Warm Ice: Frozen water forms at room temperature

Zap a layer of water with a strong electric field and, experiments dating back years suggest, some of the liquid freezes, even at comfortable, shirtsleeve temperatures. New experiments indicate that the electric field needn’t be so strong. If this result holds, it would indicate that warm ice could appear on a range of confining surfaces, including the minuscule crevices in ordinary rocks.

WATER SANDWICH. Trapped in an electric field between the gold surface of an electrified probe and an underlying gold electrode, water molecules in this diagram form a crystalline solid. The voltage source is at the right. Kang

Warm-ice formation might also routinely affect molecular-scale activities such as protein behavior and the operation of nanoscale tips used for fine-scale lithography, say chemist Heon Kang of the Seoul (Korea) National University and his colleagues.

The team didn’t set out to investigate ice formation. “Our discovery was purely serendipitous,” Kang says.

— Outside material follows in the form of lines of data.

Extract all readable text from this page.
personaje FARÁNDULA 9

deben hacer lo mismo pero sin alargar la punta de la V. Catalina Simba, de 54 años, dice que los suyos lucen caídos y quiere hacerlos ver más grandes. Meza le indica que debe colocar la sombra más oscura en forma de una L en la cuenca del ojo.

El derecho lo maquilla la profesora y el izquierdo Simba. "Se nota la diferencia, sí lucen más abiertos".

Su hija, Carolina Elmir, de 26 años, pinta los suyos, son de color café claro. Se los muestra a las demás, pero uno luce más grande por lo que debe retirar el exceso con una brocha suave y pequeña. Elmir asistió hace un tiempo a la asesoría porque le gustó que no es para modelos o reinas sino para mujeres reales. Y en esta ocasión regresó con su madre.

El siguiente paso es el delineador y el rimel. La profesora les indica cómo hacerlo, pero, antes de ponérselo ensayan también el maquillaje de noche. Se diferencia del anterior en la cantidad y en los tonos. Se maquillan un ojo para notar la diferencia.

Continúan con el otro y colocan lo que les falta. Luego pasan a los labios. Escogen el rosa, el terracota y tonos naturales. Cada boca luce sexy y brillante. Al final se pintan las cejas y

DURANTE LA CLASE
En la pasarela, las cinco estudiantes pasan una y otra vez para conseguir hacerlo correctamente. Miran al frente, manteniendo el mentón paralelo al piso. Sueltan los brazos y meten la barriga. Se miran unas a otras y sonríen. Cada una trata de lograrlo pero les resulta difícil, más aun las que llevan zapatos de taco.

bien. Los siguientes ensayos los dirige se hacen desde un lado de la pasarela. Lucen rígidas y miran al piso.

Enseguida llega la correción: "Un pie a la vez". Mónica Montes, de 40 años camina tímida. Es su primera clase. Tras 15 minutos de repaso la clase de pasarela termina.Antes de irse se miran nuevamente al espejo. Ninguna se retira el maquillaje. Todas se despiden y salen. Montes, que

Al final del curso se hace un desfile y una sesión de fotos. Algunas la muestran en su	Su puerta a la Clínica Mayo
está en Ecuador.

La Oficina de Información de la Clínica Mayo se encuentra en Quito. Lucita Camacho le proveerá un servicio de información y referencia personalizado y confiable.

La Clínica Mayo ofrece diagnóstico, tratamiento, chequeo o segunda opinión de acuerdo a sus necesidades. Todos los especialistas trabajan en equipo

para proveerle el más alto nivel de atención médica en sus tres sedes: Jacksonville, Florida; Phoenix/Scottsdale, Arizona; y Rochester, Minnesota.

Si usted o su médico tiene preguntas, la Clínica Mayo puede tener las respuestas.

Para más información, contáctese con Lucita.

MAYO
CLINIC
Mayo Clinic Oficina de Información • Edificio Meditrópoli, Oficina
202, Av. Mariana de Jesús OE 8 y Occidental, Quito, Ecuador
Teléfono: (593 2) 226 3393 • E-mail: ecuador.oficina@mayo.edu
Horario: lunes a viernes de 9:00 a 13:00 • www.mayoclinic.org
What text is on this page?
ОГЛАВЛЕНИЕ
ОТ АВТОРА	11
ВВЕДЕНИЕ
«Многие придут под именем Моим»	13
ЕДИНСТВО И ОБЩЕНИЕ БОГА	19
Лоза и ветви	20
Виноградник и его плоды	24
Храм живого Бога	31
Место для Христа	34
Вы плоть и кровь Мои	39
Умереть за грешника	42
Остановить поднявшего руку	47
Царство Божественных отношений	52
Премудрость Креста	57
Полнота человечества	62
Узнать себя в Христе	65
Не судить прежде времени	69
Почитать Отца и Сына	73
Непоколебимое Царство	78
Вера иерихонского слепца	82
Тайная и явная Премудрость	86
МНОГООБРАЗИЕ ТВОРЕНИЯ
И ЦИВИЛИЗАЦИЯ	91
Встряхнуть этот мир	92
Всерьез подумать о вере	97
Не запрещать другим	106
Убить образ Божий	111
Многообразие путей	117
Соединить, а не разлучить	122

The scientists were using a scanning tunneling microscope (STM)—an instrument with a sharp, electrically charged tip—to investigate how electrons move through a film of water to an underlying gold electrode (SN: 12/18&25/04, p. 394: An Electron Runs through It). As the STM’s gold tip vibrated up and down in the water, electrical readings indicated that the tip was hitting a barrier.

In the Aug. 19 Physical Review Letters, Kang’s team suggests what’s behind those readings. The researchers propose that a tiny blob of water quickly solidifies just beneath the descending tip. The smaller the distance between the tip and the electrode, the greater the strength of the electric field in the water between them. So, the field increased dramatically as the STM tip descended, the researchers explain.

At a so-called critical gap distance—as small as the height of two water molecules—the field probably coerces the water molecules into the regimented alignment of a solid. The exact process, however, remains obscure, the team notes.

The solid water stops the STM tip, Kang surmises. In tests during which the tip voltage was only about a hundredth of a volt, or 10 percent of the voltage that created a barrier, the tip was unimpeded.

According to calculations by the researchers, their thin films of water froze at field strengths of several million volts per meter. Large as that may seem, it’s only about a thousandth the field strength that computer simulations by other scientists had predicted would be necessary.

In fact, electric fields of 1 million volts per meter are downright pedestrian. Similar fields show up in many ordinary circumstances, such as when a person taking off a wool sweater makes static electric sparks. Such fields also turn up inside cell phone batteries and within ion channels in biological cells, Kang says.

Because of that ubiquity, these new findings could prove important, comments Miquel B. Salmeron of Lawrence Berkeley (Calif.) National Laboratory. Electric field–induced freezing in the folds of electrically charged biomolecules, such as proteins, may have a major impact on how those vital molecules behave.

Salmeron and other scientists note that the new evidence would be more convincing if it included a direct examination of the structure that the water molecules assumed under the tip.